Du merkst sicher schon, dass meine persönliche Auffassung von
Gott und Jesus „seinem Sohn“ ein bisschen abweicht.
Interessant für mich ist die Frage, was gläubige Christen an
der Bibel wörtlich verstehen und was nicht, und wer legt fest,
ab wo interpretiert werden darf ?

Petrus und Paulus sagen alles ist inspiriert und nichts erlaubt privater auslegung!

Oder man schließt sich den hardlinern an, für die alles, was
dort geschrieben steht, wörtlich zu verstehen ist.

und so ist es auch. Gott hat uns sein Wort zur Verfügung gestellt. Meinst du er würde zulassen, das es verfälscht ist???

alex

Ich kann dir nicht sagen, woher die anderen ihre Weisheiten
nehmen. Und in irgendwelche Geschehnisse (Katastrophen,
Wunder,…) Gottes Werk zu sehen ist sehr einfach. Ich stelle
aber oft genug bei mir fest, daß ich Gott etwas „unterstelle“,
und denke, Gott kann eigentlich nur so sein, nur so
entscheiden,… Aber letztendlich kommt viel aus unserem
Unterbewußtsein, und das wird oft genug manipuliert.

völlig d´accord.

Auch wenn du mir nicht glaubst, ich bin mir nicht immer
sicher. Glauben heißt für mich jeden Tag aufs neue das
Gespräch und die Partnerschaft mit Gott neu leben und erleben
und du kannst dir vielleicht denken, dass das „leben“ nicht
immer einfach ist.
Ich kann dir nicht sagen woher bei mir der Glaube kommt und
was mich (wenn auch nicht immer) sicher macht, dass es Gott
wirklich gibt. Aber für mich steht der Glaube nicht allein da,
sondern wird von Vertrauen, Liebe und Hoffnung begleitet. Aus
diesem Grund ist es vermutlich so schwer, in diesem Bezug
konkret zu werden, weil es sich schlicht um Gefühle handelt,
und die kann man schlecht beschreiben und begründen.

hey, wolfgang.
eigentlich brauchen wir gr keine kontroverse, gell. ich bin ja selber zutiefst „gläubig“, allerings nicht im institutionellen sinne, aber auch ich habe meine sagen wir spirituellen überzeugungen, die ich, wahrscheinlich ähnlich wie du, einfach fühle, empfinde und versuche, im live 3d in irgendeiner weise umzusetzen.

Grüsse
Wolfgang

Hallo liebe Experten!
Zu Euren Ausführungen auch ein paar Worte von mir:

  1. Zum Ewigen Leben: Ich bin der Meinung, daß jeder Mensch, ob
    gut oder böse das ewige Leben hat. Denn nichts, was von Gott
    kommt, kann je vernichtet werden, es kann nur seinen Zustand
    ändern. Also z. B. von der materielle im die geistige Welt
    gehen, bzw. steigen oder fallen. Wie sich aber das ewige Leben
    für den einzelnen Menschen vorfindet, das ist eine ganz andere
    Frage. Ein Mensch der Jesus liebt und Liebeswerke (wie der
    Samariter) ausge-übt hat, dessen ewiges Leben wird anders
    aussehen, als z.B. das eines Geizhalses.
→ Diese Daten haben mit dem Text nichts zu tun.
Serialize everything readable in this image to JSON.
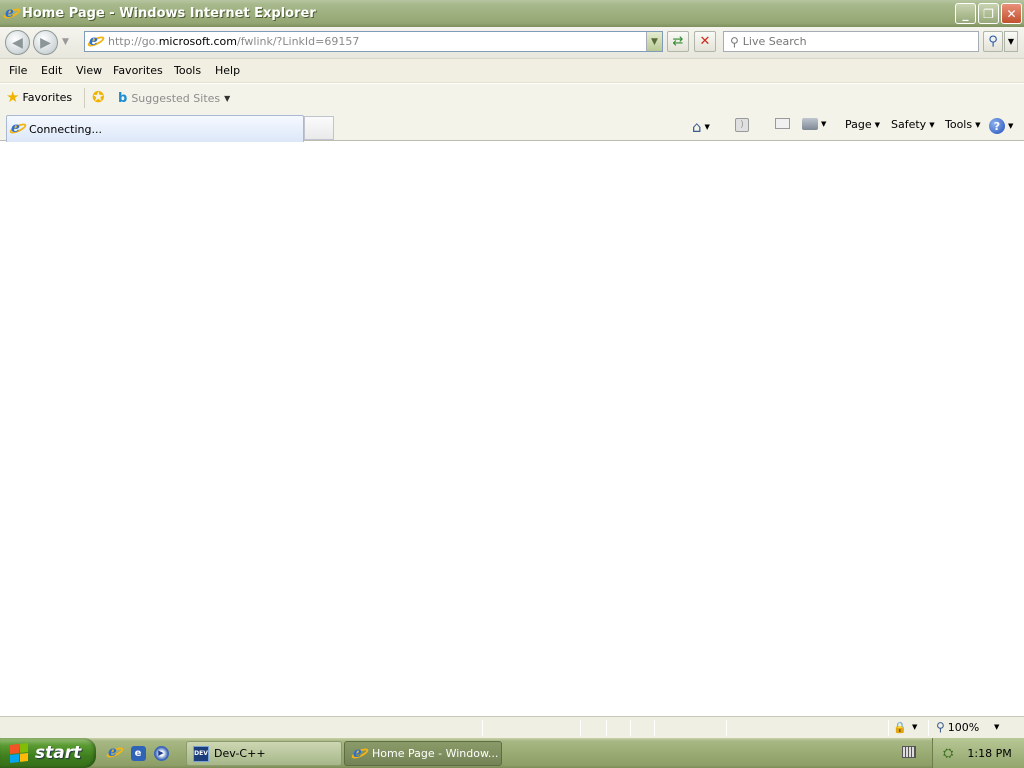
{
  "window": {
    "title": "Home Page - Windows Internet Explorer",
    "controls": {
      "minimize": "_",
      "restore": "❐",
      "close": "✕"
    }
  },
  "address": {
    "prefix": "http://go.",
    "domain": "microsoft.com",
    "suffix": "/fwlink/?LinkId=69157"
  },
  "search": {
    "placeholder": "Live Search"
  },
  "menu": [
    "File",
    "Edit",
    "View",
    "Favorites",
    "Tools",
    "Help"
  ],
  "favorites_bar": {
    "favorites_label": "Favorites",
    "suggested_sites_label": "Suggested Sites"
  },
  "tab": {
    "label": "Connecting..."
  },
  "command_bar": {
    "page": "Page",
    "safety": "Safety",
    "tools": "Tools",
    "help_glyph": "?"
  },
  "status_bar": {
    "zoom": "100%"
  },
  "taskbar": {
    "start_label": "start",
    "tasks": [
      "Dev-C++",
      "Home Page - Window..."
    ],
    "clock": "1:18 PM"
  },
  "icons": {
    "ie": "internet-explorer-icon",
    "favorites": "star-icon",
    "suggested": "bing-icon",
    "home": "home-icon",
    "feeds": "feeds-icon",
    "mail": "mail-icon",
    "print": "print-icon",
    "help": "help-icon"
  },
  "colors": {
    "titlebar": "#9eb07f",
    "start_button": "#3f7f1e",
    "ie_blue": "#2f6fcf"
  }
}
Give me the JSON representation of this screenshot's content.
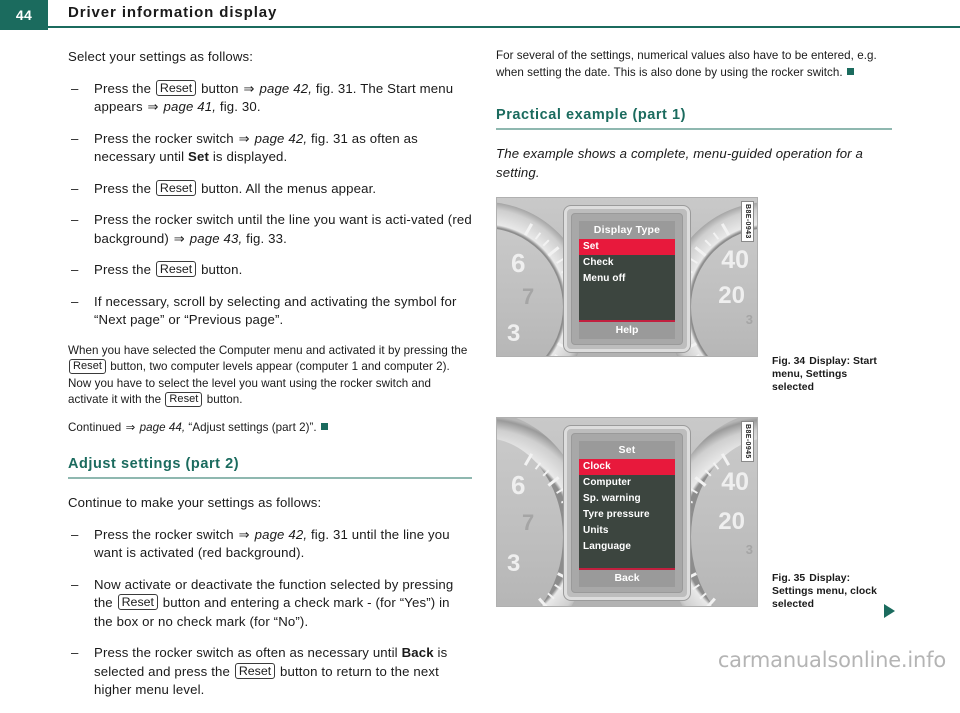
{
  "header": {
    "page_number": "44",
    "title": "Driver information display",
    "accent_color": "#1b6b5e"
  },
  "left_column": {
    "intro": "Select your settings as follows:",
    "bullets": [
      {
        "dash": "–",
        "parts": [
          {
            "t": "Press the "
          },
          {
            "t": "Reset",
            "style": "keycap"
          },
          {
            "t": " button "
          },
          {
            "t": "⇒",
            "style": "arrow"
          },
          {
            "t": " page 42,",
            "style": "italic"
          },
          {
            "t": " fig. 31. The Start menu appears "
          },
          {
            "t": "⇒",
            "style": "arrow"
          },
          {
            "t": " page 41,",
            "style": "italic"
          },
          {
            "t": " fig. 30."
          }
        ]
      },
      {
        "dash": "–",
        "parts": [
          {
            "t": "Press the rocker switch "
          },
          {
            "t": "⇒",
            "style": "arrow"
          },
          {
            "t": " page 42,",
            "style": "italic"
          },
          {
            "t": " fig. 31 as often as necessary until "
          },
          {
            "t": "Set",
            "style": "bold"
          },
          {
            "t": " is displayed."
          }
        ]
      },
      {
        "dash": "–",
        "parts": [
          {
            "t": "Press the "
          },
          {
            "t": "Reset",
            "style": "keycap"
          },
          {
            "t": " button. All the menus appear."
          }
        ]
      },
      {
        "dash": "–",
        "parts": [
          {
            "t": "Press the rocker switch until the line you want is acti-vated (red background) "
          },
          {
            "t": "⇒",
            "style": "arrow"
          },
          {
            "t": " page 43,",
            "style": "italic"
          },
          {
            "t": " fig. 33."
          }
        ]
      },
      {
        "dash": "–",
        "parts": [
          {
            "t": "Press the "
          },
          {
            "t": "Reset",
            "style": "keycap"
          },
          {
            "t": " button."
          }
        ]
      },
      {
        "dash": "–",
        "parts": [
          {
            "t": "If necessary, scroll by selecting and activating the symbol for “Next page” or “Previous page”."
          }
        ]
      }
    ],
    "note_parts": [
      {
        "t": "When you have selected the Computer menu and activated it by pressing the "
      },
      {
        "t": "Reset",
        "style": "keycap-sm"
      },
      {
        "t": " button, two computer levels appear (computer 1 and computer 2). Now you have to select the level you want using the rocker switch and activate it with the "
      },
      {
        "t": "Reset",
        "style": "keycap-sm"
      },
      {
        "t": " button."
      }
    ],
    "continued_parts": [
      {
        "t": "Continued "
      },
      {
        "t": "⇒",
        "style": "arrow"
      },
      {
        "t": " page 44,",
        "style": "italic"
      },
      {
        "t": " “Adjust settings (part 2)”."
      },
      {
        "t": "",
        "style": "endmark"
      }
    ],
    "section_heading": "Adjust settings (part 2)",
    "section_intro": "Continue to make your settings as follows:",
    "section_bullets": [
      {
        "dash": "–",
        "parts": [
          {
            "t": "Press the rocker switch "
          },
          {
            "t": "⇒",
            "style": "arrow"
          },
          {
            "t": " page 42,",
            "style": "italic"
          },
          {
            "t": " fig. 31 until the line you want is activated (red background)."
          }
        ]
      },
      {
        "dash": "–",
        "parts": [
          {
            "t": "Now activate or deactivate the function selected by pressing the "
          },
          {
            "t": "Reset",
            "style": "keycap"
          },
          {
            "t": " button and entering a check mark - (for “Yes”) in the box or no check mark (for “No”)."
          }
        ]
      },
      {
        "dash": "–",
        "parts": [
          {
            "t": "Press the rocker switch as often as necessary until "
          },
          {
            "t": "Back",
            "style": "bold"
          },
          {
            "t": " is selected and press the "
          },
          {
            "t": "Reset",
            "style": "keycap"
          },
          {
            "t": " button to return to the next higher menu level."
          }
        ]
      }
    ]
  },
  "right_column": {
    "note_parts": [
      {
        "t": "For several of the settings, numerical values also have to be entered, e.g. when setting the date. This is also done by using the rocker switch."
      },
      {
        "t": "",
        "style": "endmark"
      }
    ],
    "section_heading": "Practical example (part 1)",
    "section_intro": "The example shows a complete, menu-guided operation for a setting."
  },
  "figures": [
    {
      "id": "fig-34",
      "image_code": "B8E-0943",
      "caption_number": "Fig. 34",
      "caption_text": "Display: Start menu, Settings selected",
      "screen": {
        "title": "Display Type",
        "items": [
          {
            "label": "Set",
            "selected": true
          },
          {
            "label": "Check",
            "selected": false
          },
          {
            "label": "Menu off",
            "selected": false
          }
        ],
        "footer": "Help"
      },
      "gauges": {
        "left_numbers": [
          "6",
          "7",
          "3"
        ],
        "right_numbers": [
          "40",
          "20",
          "3"
        ]
      }
    },
    {
      "id": "fig-35",
      "image_code": "B8E-0945",
      "caption_number": "Fig. 35",
      "caption_text": "Display: Settings menu, clock selected",
      "screen": {
        "title": "Set",
        "items": [
          {
            "label": "Clock",
            "selected": true
          },
          {
            "label": "Computer",
            "selected": false
          },
          {
            "label": "Sp. warning",
            "selected": false
          },
          {
            "label": "Tyre pressure",
            "selected": false
          },
          {
            "label": "Units",
            "selected": false
          },
          {
            "label": "Language",
            "selected": false
          }
        ],
        "footer": "Back"
      },
      "gauges": {
        "left_numbers": [
          "6",
          "7",
          "3"
        ],
        "right_numbers": [
          "40",
          "20",
          "3"
        ]
      }
    }
  ],
  "footer": {
    "watermark": "carmanualsonline.info"
  }
}
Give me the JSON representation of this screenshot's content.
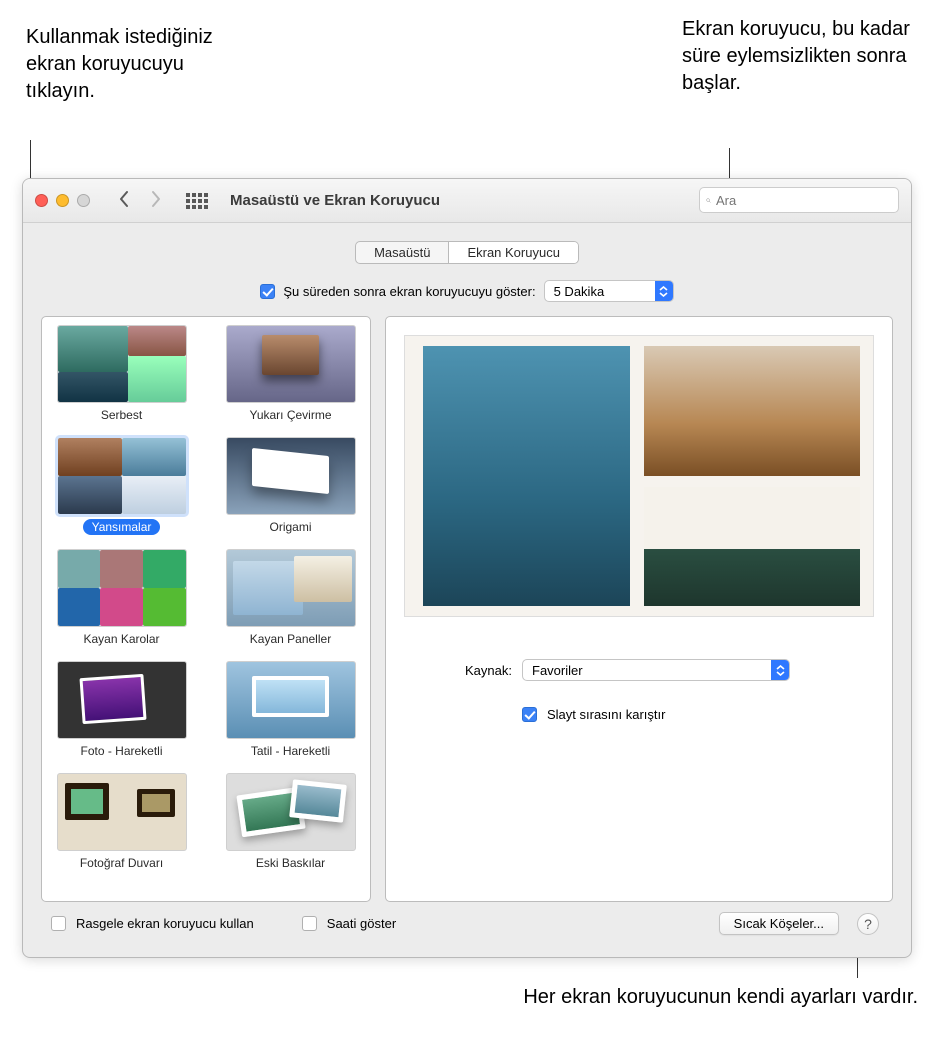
{
  "callouts": {
    "top_left": "Kullanmak istediğiniz ekran koruyucuyu tıklayın.",
    "top_right": "Ekran koruyucu, bu kadar süre eylemsizlikten sonra başlar.",
    "bottom_right": "Her ekran koruyucunun kendi ayarları vardır."
  },
  "window": {
    "title": "Masaüstü ve Ekran Koruyucu",
    "search_placeholder": "Ara"
  },
  "tabs": {
    "desktop": "Masaüstü",
    "screensaver": "Ekran Koruyucu"
  },
  "delay": {
    "checkbox_label": "Şu süreden sonra ekran koruyucuyu göster:",
    "value": "5 Dakika"
  },
  "thumbs": [
    {
      "label": "Serbest"
    },
    {
      "label": "Yukarı Çevirme"
    },
    {
      "label": "Yansımalar"
    },
    {
      "label": "Origami"
    },
    {
      "label": "Kayan Karolar"
    },
    {
      "label": "Kayan Paneller"
    },
    {
      "label": "Foto - Hareketli"
    },
    {
      "label": "Tatil - Hareketli"
    },
    {
      "label": "Fotoğraf Duvarı"
    },
    {
      "label": "Eski Baskılar"
    }
  ],
  "selected_index": 2,
  "options": {
    "source_label": "Kaynak:",
    "source_value": "Favoriler",
    "shuffle_label": "Slayt sırasını karıştır"
  },
  "bottom": {
    "random": "Rasgele ekran koruyucu kullan",
    "clock": "Saati göster",
    "hot_corners": "Sıcak Köşeler..."
  }
}
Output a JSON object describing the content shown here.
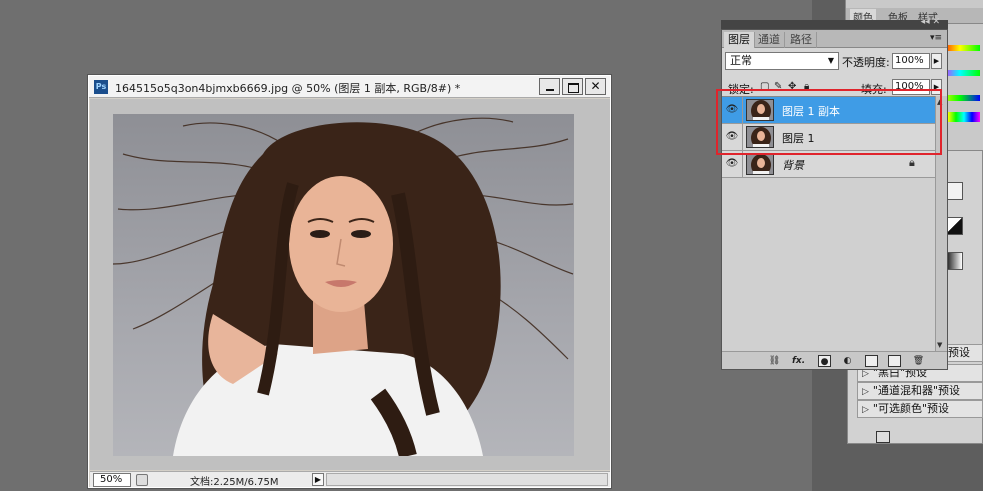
{
  "document": {
    "title": "164515o5q3on4bjmxb6669.jpg @ 50% (图层 1 副本, RGB/8#) *",
    "app_icon": "Ps",
    "zoom": "50%",
    "doc_info": "文档:2.25M/6.75M",
    "window_buttons": {
      "minimize": "minimize-icon",
      "maximize": "maximize-icon",
      "close": "✕"
    }
  },
  "layers_panel": {
    "tabs": [
      {
        "label": "图层",
        "active": true
      },
      {
        "label": "通道",
        "active": false
      },
      {
        "label": "路径",
        "active": false
      }
    ],
    "blend_mode": "正常",
    "opacity_label": "不透明度:",
    "opacity_value": "100%",
    "lock_label": "锁定:",
    "fill_label": "填充:",
    "fill_value": "100%",
    "layers": [
      {
        "name": "图层 1 副本",
        "selected": true,
        "italic": false
      },
      {
        "name": "图层 1",
        "selected": false,
        "italic": false
      },
      {
        "name": "背景",
        "selected": false,
        "italic": true
      }
    ],
    "footer_icons": [
      "link-icon",
      "fx-icon",
      "mask-icon",
      "adjustment-icon",
      "group-icon",
      "new-layer-icon",
      "trash-icon"
    ],
    "footer_fx": "fx."
  },
  "right_panel": {
    "tabs": [
      "颜色",
      "色板",
      "样式"
    ],
    "presets": [
      {
        "label": "\"黑白\"预设"
      },
      {
        "label": "\"通道混和器\"预设"
      },
      {
        "label": "\"可选颜色\"预设"
      }
    ],
    "partial_preset_label": "预设"
  },
  "colors": {
    "selection": "#3f9ce6",
    "highlight": "#e0242c",
    "workspace": "#6f6f6f"
  }
}
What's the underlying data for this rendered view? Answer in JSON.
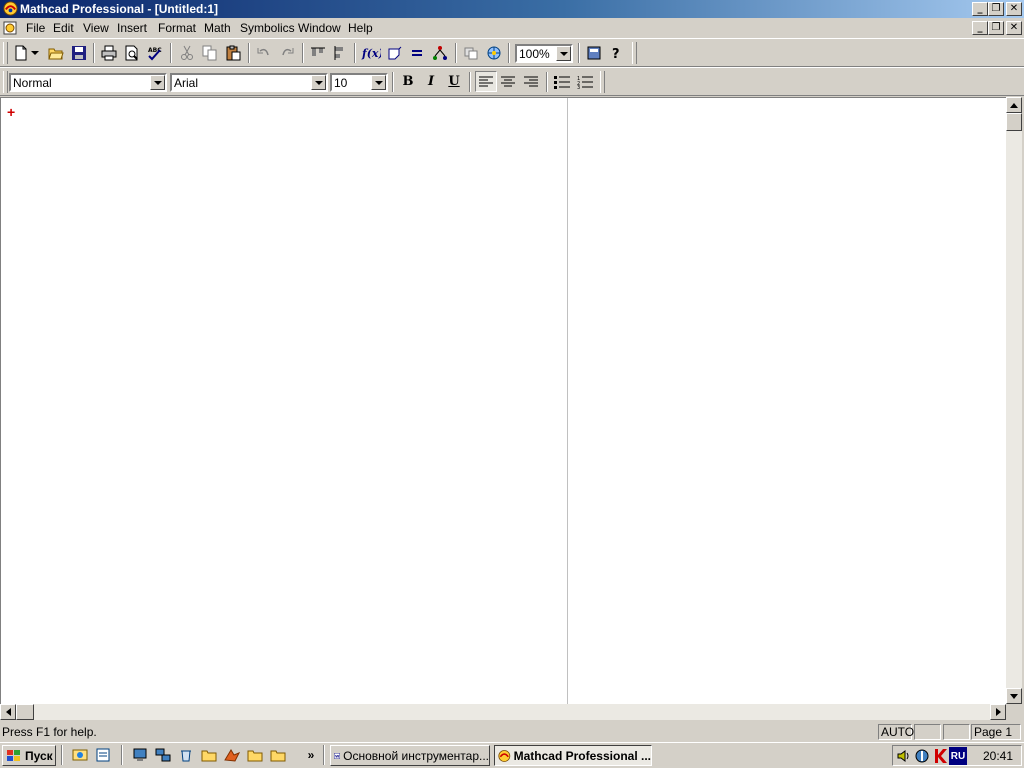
{
  "window": {
    "title": "Mathcad Professional - [Untitled:1]",
    "accent": "#0a246a"
  },
  "menu": {
    "items": [
      "File",
      "Edit",
      "View",
      "Insert",
      "Format",
      "Math",
      "Symbolics",
      "Window",
      "Help"
    ]
  },
  "toolbar": {
    "zoom": "100%",
    "icons": [
      "new-icon",
      "open-icon",
      "save-icon",
      "print-icon",
      "print-preview-icon",
      "spell-check-icon",
      "cut-icon",
      "copy-icon",
      "paste-icon",
      "undo-icon",
      "redo-icon",
      "align-across-icon",
      "align-down-icon",
      "insert-function-icon",
      "insert-unit-icon",
      "calculate-icon",
      "insert-component-icon",
      "resource-center-icon",
      "help-icon"
    ]
  },
  "format": {
    "style": "Normal",
    "font": "Arial",
    "size": "10",
    "bold": "B",
    "italic": "I",
    "underline": "U"
  },
  "worksheet": {
    "cursor": "+",
    "cursor_color": "#d00000"
  },
  "status": {
    "help": "Press F1 for help.",
    "mode": "AUTO",
    "page": "Page 1"
  },
  "taskbar": {
    "start": "Пуск",
    "chevron": "»",
    "tasks": [
      {
        "label": "Основной инструментар...",
        "active": false
      },
      {
        "label": "Mathcad Professional ...",
        "active": true
      }
    ],
    "tray_lang": "RU",
    "clock": "20:41"
  }
}
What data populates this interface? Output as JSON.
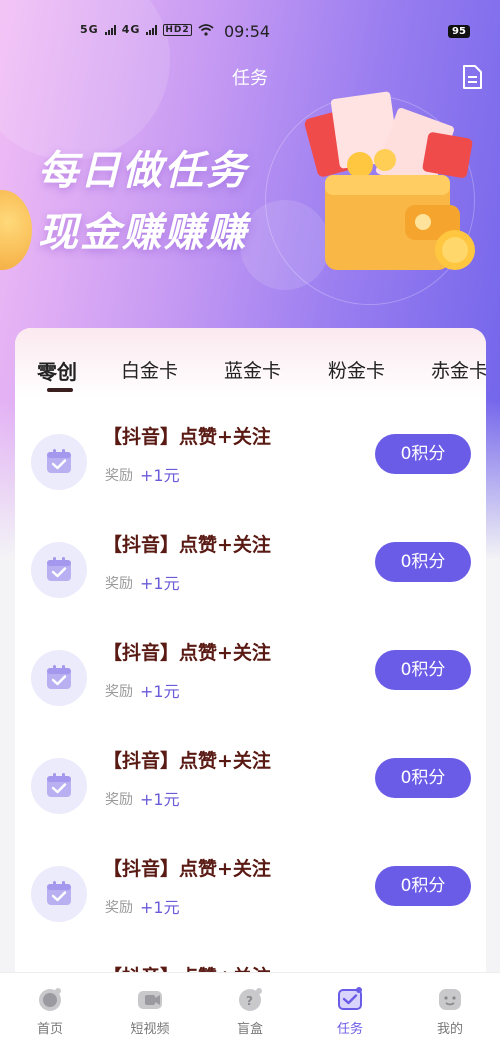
{
  "status_bar": {
    "time": "09:54",
    "network": [
      "5G",
      "4G",
      "HD2"
    ],
    "battery": "95"
  },
  "header": {
    "title": "任务",
    "doc_icon": "document-icon"
  },
  "hero": {
    "line1": "每日做任务",
    "line2": "现金赚赚赚"
  },
  "tabs": [
    {
      "label": "零创",
      "active": true
    },
    {
      "label": "白金卡",
      "active": false
    },
    {
      "label": "蓝金卡",
      "active": false
    },
    {
      "label": "粉金卡",
      "active": false
    },
    {
      "label": "赤金卡",
      "active": false
    }
  ],
  "tasks": [
    {
      "title": "【抖音】点赞+关注",
      "reward_label": "奖励",
      "reward_value": "+1元",
      "button": "0积分"
    },
    {
      "title": "【抖音】点赞+关注",
      "reward_label": "奖励",
      "reward_value": "+1元",
      "button": "0积分"
    },
    {
      "title": "【抖音】点赞+关注",
      "reward_label": "奖励",
      "reward_value": "+1元",
      "button": "0积分"
    },
    {
      "title": "【抖音】点赞+关注",
      "reward_label": "奖励",
      "reward_value": "+1元",
      "button": "0积分"
    },
    {
      "title": "【抖音】点赞+关注",
      "reward_label": "奖励",
      "reward_value": "+1元",
      "button": "0积分"
    },
    {
      "title": "【抖音】点赞+关注",
      "reward_label": "",
      "reward_value": "",
      "button": ""
    }
  ],
  "bottom_nav": [
    {
      "label": "首页",
      "icon": "home-icon",
      "active": false
    },
    {
      "label": "短视频",
      "icon": "video-icon",
      "active": false
    },
    {
      "label": "盲盒",
      "icon": "blind-box-icon",
      "active": false
    },
    {
      "label": "任务",
      "icon": "task-icon",
      "active": true
    },
    {
      "label": "我的",
      "icon": "profile-icon",
      "active": false
    }
  ],
  "colors": {
    "accent": "#6b5ce7",
    "task_title": "#5a1a14",
    "hero_gradient_start": "#f2bdf5",
    "hero_gradient_end": "#6f63ea"
  }
}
da gibt´s im buddhismus (? und/oder hinduismus ?) das schöne wort „karma“ für.

  1. Zum Glauben: Wir bekommen den Glauben nicht eingetrichtert,
    er wird uns auch nicht zuteil, sonder der Glaube wächst mit
    der eigenen Lebens- bzw. Gotteserfahrung. Der Glaube ist die
    Voraussetzung, daß wir Jesus lieben können. Aber Glauben
    allein, ohne Liebeswerke, ist tot. Denkt doch: Auch die Teufel
    glauben, daß es Gott gibt und zittern!

DIE Teufel ? Es gibt also mehrere ? Das ist mir neu.

  1. „und dann lebten erst noch ein paar hunderttausend Jahre
    Menschen, die ziemlich ver-schwommene Gottesvorstellungen
    gehabt haben dürften“
    Schon lange Zeiträume vor Adam gab es bereits Wesen, die
    ähnlich wie Menschen aus-schauten. Das waren aber keine
    Geist-Menschen wie wir, sondern Seelen-Menschen.
    Geist-Menschen bestehen aus Geist, Seele und Leib.
    Seelen-Menschen bestehen aus Seele und Leib. Jedes Tier
    besteht auch aus Seele und Leib.

Also waren es keine Menschen, sondern Tiere (?)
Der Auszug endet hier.